Не плачь, казачка (Мордюкова) - страница 16

Я еще маленькой была тогда, но помню, как люди вздувались, словно наливались водой. Шли, едва перебирая ногами, в поисках лебеды или крапивы. Глаза — щелки. А бывало, не выдерживали и падали. Помнится мне, как и я упала от голода однажды. «Ой, что это я? Завалилась, что ли? Отвернитесь, не смотрите, я сейчас встану», — думала я, лежа на земле, но сил подняться не было.

Представляю, как некоторые режиссеры могут вполне бесстрастно изобразить такую сцену. Я, к сожалению, не такая. Попав в больницу, стонала, плакала от боли, да так, что надоела, наверное, всем.

Вот, к примеру, Г. Н. Чухрай был десантником и при первом ранении попал в госпиталь. Стонал в ожидании помощи, и вдруг один солдат, уже в летах, говорит:

— Ты чего стонешь?

— Боль-но.

— Нам тут всем больно, — внушительно сказал солдат.

Григорий Наумович прислушался к тишине палаты, переполненной ранеными, и «заткнулся» навсегда. Сколько было потом ранений — никаких капризов!

Вот что он рассказывал нам еще о войне на съемках фильма «Трясина».

— К примеру, приближаешься к немецкому госпиталю, слышишь стоны на все лады, а к русскому — мертвая тишина.
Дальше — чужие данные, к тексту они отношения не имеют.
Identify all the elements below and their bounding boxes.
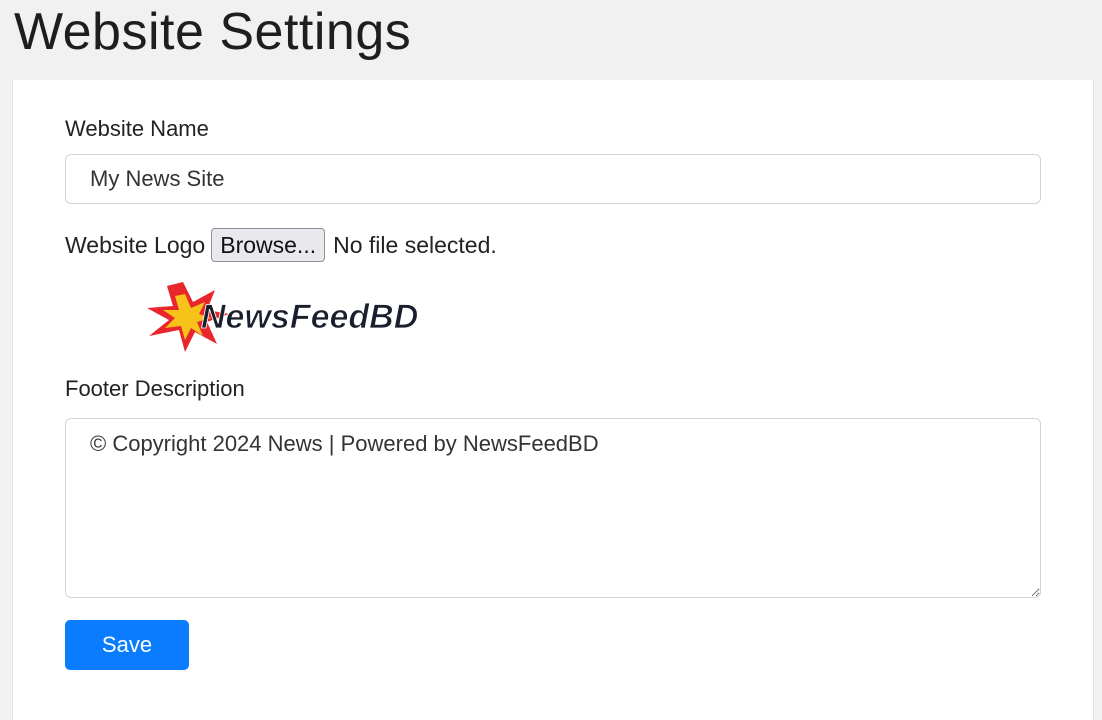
website-name-input[interactable]	[65, 154, 1041, 204]
website-logo-row: Website Logo Browse... No file selected.	[65, 228, 497, 262]
file-status-text: No file selected.	[333, 231, 497, 258]
browse-button[interactable]: Browse...	[211, 228, 326, 262]
footer-description-textarea[interactable]: © Copyright 2024 News | Powered by NewsF…	[65, 418, 1041, 598]
website-name-label: Website Name	[65, 116, 209, 141]
website-logo-image: NewsFeedBD	[147, 282, 419, 352]
footer-description-label: Footer Description	[65, 376, 245, 401]
save-button[interactable]: Save	[65, 620, 189, 670]
website-logo-label: Website Logo	[65, 231, 206, 258]
logo-text: NewsFeedBD	[201, 298, 418, 336]
settings-card: Website Name Website Logo Browse... No f…	[12, 80, 1094, 720]
page-title: Website Settings	[14, 3, 412, 61]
Не стонал русский боец, даже и не заведено было… Ну, на операциях были животные крики, где без наркоза, где всего лишь стаканом водки утоляли боль при отпиливании конечностей…

Дети тоже как лакмусовая бумага: если попадают в эту область горя, где нет ни возраста, ни привилегий, ни эгоизма, ни капризов, повторяют нас и в величии, и в падении.

Война и жизнь

Главное — это смирение с временным недоразумением явления чужеземцев. «Ну когда их долой? Когда?» — иначе и не рассуждаешь.

Что меня порой возмущает, так это как показывают в фильмах жизнь людей во время войны. Слишком велика ей, этой войне, честь, чтобы жить ею. Отчетливо помню, как, конечно, страшно было, когда вешали у нас в станице Шуру Князеву, Надю Сильченко. Страшно, когда летит бомба и ты знаешь, что, если она издает шум «хар-хар» — как лопухи от ветра, — значит, взорвется где-то совсем близко, а если просто свистит, то пролетит мимо. Страшно, когда вызывают по повестке кого-то в немецкую комендатуру…

Остальное — это идет не наша жизнь. А мы одеялами закрываем окна, на стол — лампу, в руки — гитару. Кукурузная каша. Какой-нибудь отставший от своих в неразберихе отступления и скрывающийся от немцев солдатик рядом. Это уже наша — никем не истребимая — жизнь… Где ты теперь, летчик Боря, тот паренек, который, разухарившись, захотел с моими старшими подругами пойти на танцы в церковь? (Немцы во время оккупации устроили там место отдыха для себя и для населения.) Пока эсэсовцев нет — нечего бояться. Немецкие солдаты и соли нам давали, и хлеба. И когда выгоняли на дорогу работать, то говорили: маленькая машинка едет — работайте, там офицер, а если большая — не работайте, отдыхайте.